Scaling Up Oportunidades and Its Impact on Child Nutrition
Maria Gabriela Farfan Betran,
Maria Eugenia Genoni,
Luis Rubalcava,
Graciela M. Teruel and
Duncan Thomas
No 10088, Policy Research Working Paper Series from The World Bank
Abstract:
Oportunidades was an innovative anti-poverty program that put additional resources in the hands of women and their families and encouraged parents to invest in the human capital of their children. This program was the first in its kind, and early evaluations demonstrating its success informed its large expansion within Mexico and the implementation of similar conditional cash transfer programs across the world.
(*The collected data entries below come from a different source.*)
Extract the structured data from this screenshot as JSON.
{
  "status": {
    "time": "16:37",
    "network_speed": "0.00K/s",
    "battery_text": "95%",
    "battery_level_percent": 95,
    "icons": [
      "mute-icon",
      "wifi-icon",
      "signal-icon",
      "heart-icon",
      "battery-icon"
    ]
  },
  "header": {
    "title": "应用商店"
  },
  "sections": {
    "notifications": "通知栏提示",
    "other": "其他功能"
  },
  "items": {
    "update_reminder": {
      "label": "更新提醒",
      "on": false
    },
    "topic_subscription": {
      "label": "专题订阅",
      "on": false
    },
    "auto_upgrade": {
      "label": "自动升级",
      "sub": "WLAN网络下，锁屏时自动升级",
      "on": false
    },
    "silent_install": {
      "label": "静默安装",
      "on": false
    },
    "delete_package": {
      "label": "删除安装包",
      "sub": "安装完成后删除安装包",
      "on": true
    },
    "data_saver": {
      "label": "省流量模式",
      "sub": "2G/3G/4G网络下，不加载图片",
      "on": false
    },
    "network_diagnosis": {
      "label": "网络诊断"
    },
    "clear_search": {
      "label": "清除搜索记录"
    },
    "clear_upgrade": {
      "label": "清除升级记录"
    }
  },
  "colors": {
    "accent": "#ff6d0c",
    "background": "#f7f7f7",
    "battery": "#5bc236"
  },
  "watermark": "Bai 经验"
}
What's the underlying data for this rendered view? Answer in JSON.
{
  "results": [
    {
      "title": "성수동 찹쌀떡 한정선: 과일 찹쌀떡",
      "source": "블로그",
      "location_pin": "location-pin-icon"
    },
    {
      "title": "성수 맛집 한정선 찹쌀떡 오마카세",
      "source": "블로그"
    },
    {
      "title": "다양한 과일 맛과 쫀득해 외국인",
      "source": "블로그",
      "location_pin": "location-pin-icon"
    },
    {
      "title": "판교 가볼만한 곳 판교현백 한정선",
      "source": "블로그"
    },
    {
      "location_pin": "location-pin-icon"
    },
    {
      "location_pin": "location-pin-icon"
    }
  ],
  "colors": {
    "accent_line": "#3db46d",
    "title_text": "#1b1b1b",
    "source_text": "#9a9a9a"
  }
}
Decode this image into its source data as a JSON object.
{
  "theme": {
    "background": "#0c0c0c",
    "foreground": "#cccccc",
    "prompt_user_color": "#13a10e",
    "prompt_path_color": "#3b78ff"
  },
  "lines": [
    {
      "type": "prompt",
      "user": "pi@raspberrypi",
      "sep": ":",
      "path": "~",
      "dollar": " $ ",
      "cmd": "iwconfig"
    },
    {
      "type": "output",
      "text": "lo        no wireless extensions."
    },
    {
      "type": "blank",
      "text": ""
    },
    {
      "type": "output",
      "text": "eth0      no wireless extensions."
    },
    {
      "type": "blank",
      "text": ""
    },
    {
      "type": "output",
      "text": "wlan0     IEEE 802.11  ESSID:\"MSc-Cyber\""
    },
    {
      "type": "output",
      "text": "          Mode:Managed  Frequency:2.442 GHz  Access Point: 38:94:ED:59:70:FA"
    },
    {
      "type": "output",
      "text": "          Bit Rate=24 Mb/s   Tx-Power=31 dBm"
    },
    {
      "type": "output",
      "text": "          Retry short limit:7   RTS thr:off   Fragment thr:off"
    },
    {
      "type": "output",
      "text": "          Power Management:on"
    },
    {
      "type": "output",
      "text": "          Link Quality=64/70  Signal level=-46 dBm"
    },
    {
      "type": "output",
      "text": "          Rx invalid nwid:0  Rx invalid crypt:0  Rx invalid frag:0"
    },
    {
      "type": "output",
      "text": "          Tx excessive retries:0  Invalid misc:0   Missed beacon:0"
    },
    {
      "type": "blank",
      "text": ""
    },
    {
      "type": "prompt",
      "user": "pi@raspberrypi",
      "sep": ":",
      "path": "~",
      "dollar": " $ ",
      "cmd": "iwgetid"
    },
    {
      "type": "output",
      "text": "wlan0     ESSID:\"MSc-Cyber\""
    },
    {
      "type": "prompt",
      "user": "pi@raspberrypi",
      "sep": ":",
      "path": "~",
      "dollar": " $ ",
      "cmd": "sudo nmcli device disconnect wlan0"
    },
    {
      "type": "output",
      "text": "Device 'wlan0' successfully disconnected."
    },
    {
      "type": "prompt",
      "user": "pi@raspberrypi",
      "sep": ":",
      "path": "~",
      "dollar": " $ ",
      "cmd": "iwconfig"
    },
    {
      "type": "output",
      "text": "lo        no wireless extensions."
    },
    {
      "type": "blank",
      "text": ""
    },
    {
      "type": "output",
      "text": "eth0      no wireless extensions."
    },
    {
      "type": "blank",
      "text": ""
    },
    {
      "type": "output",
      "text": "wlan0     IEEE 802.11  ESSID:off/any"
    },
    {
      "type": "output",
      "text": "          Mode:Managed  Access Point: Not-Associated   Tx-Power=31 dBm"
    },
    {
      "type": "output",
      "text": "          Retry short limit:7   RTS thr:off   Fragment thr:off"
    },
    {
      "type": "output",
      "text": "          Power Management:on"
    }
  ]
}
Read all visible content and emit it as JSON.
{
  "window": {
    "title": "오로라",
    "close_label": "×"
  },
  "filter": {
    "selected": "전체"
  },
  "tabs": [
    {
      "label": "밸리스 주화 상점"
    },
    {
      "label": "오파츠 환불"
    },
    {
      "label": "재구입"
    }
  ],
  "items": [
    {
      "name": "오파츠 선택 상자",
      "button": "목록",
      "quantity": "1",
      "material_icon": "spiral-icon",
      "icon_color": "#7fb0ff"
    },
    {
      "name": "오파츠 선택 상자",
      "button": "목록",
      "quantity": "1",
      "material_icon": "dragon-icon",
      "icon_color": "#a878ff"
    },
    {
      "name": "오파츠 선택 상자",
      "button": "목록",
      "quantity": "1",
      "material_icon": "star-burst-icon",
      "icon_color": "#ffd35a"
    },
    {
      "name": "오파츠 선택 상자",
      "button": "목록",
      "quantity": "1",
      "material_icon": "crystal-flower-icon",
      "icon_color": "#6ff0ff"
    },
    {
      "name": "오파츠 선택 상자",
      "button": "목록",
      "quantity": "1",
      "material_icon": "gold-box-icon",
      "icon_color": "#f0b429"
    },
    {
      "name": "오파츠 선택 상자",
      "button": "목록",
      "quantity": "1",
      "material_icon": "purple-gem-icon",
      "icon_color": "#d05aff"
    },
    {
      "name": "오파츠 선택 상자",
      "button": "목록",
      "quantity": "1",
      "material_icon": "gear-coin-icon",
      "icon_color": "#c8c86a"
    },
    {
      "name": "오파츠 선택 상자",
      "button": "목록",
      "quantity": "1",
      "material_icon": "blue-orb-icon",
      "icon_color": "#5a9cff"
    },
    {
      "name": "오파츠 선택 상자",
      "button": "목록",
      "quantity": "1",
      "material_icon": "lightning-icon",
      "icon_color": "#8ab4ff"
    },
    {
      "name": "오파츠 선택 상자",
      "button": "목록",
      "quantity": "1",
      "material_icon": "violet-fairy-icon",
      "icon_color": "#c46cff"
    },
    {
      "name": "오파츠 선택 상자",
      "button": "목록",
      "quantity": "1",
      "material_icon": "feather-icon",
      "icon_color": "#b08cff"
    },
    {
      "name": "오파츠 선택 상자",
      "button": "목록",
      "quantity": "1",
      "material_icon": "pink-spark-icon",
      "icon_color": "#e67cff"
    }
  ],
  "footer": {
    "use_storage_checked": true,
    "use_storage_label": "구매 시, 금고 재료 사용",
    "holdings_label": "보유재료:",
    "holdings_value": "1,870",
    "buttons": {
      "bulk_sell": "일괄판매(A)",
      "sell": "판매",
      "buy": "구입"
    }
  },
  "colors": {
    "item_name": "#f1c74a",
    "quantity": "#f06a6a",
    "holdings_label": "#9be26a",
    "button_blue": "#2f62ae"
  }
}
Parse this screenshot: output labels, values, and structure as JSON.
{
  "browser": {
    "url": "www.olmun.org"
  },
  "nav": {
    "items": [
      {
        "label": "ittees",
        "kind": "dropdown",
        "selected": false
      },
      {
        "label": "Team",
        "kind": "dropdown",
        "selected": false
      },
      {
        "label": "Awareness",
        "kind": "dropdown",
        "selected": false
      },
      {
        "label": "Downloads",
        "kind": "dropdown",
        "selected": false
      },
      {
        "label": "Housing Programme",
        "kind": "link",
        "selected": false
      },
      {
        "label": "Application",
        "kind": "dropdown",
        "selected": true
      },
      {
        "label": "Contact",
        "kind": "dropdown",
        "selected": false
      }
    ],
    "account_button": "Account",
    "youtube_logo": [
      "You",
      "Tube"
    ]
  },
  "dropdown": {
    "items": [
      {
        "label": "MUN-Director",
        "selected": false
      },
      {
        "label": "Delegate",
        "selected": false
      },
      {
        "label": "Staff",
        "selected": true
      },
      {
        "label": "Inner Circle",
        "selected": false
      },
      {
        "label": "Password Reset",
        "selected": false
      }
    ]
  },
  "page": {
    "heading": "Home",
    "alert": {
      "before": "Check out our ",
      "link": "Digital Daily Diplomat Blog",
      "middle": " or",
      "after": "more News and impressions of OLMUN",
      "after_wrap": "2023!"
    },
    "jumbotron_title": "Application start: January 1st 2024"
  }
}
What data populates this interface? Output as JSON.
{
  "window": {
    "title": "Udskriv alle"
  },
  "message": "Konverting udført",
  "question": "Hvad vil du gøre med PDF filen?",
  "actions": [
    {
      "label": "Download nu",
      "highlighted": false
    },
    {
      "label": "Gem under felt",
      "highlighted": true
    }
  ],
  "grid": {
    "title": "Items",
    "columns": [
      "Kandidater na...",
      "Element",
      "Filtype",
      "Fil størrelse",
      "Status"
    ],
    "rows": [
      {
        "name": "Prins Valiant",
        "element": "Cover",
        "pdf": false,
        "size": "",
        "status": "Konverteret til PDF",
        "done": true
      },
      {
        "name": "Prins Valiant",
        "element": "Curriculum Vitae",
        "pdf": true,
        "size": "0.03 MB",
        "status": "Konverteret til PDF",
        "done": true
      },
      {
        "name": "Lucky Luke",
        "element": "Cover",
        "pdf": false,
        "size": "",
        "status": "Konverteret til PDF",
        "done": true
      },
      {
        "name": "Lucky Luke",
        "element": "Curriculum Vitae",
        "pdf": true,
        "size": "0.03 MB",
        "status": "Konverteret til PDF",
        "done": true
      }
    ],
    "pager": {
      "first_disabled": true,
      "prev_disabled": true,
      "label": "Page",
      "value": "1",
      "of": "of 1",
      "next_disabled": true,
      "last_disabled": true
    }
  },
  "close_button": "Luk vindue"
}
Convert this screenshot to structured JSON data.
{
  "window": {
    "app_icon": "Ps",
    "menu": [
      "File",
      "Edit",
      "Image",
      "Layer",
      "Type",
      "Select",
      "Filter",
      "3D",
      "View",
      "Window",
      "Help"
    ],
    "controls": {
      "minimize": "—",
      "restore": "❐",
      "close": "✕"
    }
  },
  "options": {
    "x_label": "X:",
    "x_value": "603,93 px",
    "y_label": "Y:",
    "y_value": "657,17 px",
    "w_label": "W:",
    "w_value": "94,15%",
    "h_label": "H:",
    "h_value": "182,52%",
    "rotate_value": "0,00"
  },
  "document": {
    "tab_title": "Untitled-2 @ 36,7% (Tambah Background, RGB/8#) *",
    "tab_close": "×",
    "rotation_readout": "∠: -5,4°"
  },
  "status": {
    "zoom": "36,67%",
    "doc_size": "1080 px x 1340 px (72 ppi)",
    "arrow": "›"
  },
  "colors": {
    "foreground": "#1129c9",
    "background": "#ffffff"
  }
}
However, the existing evidence, which arguably captures causal positive impacts, relies on a sample of very poor rural children. This paper conducts the first evaluation of the program using representative data. It focuses on child height as a marker of long-term nutritional status. The causal impact of the program on child height is isolated by exploiting insights from the biology of child growth in combination with the timing of the rollout of Oportunidades and the panel dimension of the survey. Height for age among children exposed during the first four years of life is contrasted with similar children who were not exposed. Consistent with previous evidence, this analysis finds positive and sizable effects on children who lived in rural poor communities incorporated at the beginning of the intervention. In contrast, the impacts of the program in rural localities incorporated later and in suburban and urban communities are, at best, very modest.